Indi Falcone, owner of the popular book store, Romantic Hours, is writing her own romance. But there is a problem. She is having trouble creating a believable hero. She sees Max Avery as vividly masculine and heroic but on paper he is anything but. So she has joined her friend, Diana, on a tropical island holiday, thinking a change of scenery might fix the problem.
It's not working.
And then she has a humiliating encounter beside the pool and meets a tall and dark, very gorgeous but seriously arrogant male, who makes her blood boil.

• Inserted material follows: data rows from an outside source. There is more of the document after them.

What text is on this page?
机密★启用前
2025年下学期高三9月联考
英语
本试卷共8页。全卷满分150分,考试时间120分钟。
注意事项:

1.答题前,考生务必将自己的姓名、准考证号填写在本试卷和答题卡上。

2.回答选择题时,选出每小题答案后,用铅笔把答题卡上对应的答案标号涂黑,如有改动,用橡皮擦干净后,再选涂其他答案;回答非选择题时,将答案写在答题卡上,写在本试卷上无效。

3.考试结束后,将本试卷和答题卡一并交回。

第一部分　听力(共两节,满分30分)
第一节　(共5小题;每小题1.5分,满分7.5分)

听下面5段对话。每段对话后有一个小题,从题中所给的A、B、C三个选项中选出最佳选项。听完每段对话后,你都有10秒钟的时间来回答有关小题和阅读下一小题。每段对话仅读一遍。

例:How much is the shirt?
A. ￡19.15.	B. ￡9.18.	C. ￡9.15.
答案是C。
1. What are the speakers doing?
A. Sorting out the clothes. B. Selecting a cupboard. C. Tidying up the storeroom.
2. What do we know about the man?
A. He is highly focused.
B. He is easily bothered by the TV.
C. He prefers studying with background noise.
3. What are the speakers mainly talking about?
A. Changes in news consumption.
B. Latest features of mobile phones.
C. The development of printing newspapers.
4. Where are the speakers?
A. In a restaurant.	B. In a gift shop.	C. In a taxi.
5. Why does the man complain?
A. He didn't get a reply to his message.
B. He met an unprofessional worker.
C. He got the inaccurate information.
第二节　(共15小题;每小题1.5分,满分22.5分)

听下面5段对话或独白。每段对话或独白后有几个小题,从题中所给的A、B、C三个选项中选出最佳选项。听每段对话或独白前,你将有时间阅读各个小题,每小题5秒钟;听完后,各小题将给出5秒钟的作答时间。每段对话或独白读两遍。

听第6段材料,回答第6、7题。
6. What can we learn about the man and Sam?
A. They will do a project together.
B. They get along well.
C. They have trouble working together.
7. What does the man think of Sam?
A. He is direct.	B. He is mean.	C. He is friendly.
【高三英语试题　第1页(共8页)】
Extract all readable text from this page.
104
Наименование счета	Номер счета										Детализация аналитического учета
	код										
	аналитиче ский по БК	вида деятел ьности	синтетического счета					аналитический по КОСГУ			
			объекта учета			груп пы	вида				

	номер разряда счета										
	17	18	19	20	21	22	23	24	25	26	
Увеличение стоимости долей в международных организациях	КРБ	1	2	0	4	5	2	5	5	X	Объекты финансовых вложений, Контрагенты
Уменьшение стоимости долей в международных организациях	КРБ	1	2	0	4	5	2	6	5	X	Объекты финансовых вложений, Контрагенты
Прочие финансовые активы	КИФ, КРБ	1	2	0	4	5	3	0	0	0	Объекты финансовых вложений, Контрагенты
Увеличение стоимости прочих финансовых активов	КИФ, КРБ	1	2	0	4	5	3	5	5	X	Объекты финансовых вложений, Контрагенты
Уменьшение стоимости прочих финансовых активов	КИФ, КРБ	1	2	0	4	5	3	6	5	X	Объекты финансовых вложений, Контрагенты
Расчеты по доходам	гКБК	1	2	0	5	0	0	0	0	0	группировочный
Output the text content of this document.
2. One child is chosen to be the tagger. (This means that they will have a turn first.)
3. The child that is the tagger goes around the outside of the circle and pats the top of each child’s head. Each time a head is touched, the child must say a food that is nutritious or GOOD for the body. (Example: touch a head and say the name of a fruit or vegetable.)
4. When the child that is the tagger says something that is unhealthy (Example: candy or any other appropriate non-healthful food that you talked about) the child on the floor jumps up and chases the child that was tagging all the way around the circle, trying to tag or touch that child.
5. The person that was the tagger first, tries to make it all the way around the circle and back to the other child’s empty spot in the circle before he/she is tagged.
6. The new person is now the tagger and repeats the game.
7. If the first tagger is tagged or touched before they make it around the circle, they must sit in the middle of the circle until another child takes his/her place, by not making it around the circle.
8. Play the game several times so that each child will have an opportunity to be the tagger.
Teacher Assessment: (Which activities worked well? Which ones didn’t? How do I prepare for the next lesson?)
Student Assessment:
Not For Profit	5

With anger – or is that something else?
A second encounter with the same stranger, who is not in a good mood (again), and appears to think she is someone else, does nothing for her previously calm and happy disposition.
Then she is presented with a striking look-alike of herself. How can this be? Ginni Hunter is a model on assignment for a swimwear company and her photographer is the same grumpy stranger Indi keeps having encounters with.
In a weak frivolous moment, fueled by several glasses of wine, the look-alikes decide to swap places for a laugh. Ginni flies back to Auckland and Indi's bookshop, and Indi takes her place in front of the camera – after a ten minute drunken crash course in modeling and book selling.
Quickly realising the potential repercussions of their childish prank, both girls want out – but with an ocean and a modeling schedule between them, along with a cranky photographer and snooping agency boss, it seems they will have to ride the nightmare out.
Briefly, things improve for Indi when Tash arrives at her room, looking like he has just stepped off the pages of Male Fashion Quarterly, to take her out to dinner. Just as their relationship looks like it's taken a turn, definitely for the better after a night of mind-blowing passion, Tash's very sexy and gorgeous ex-wife arrives on the island. And it's not a suntan she's looking for.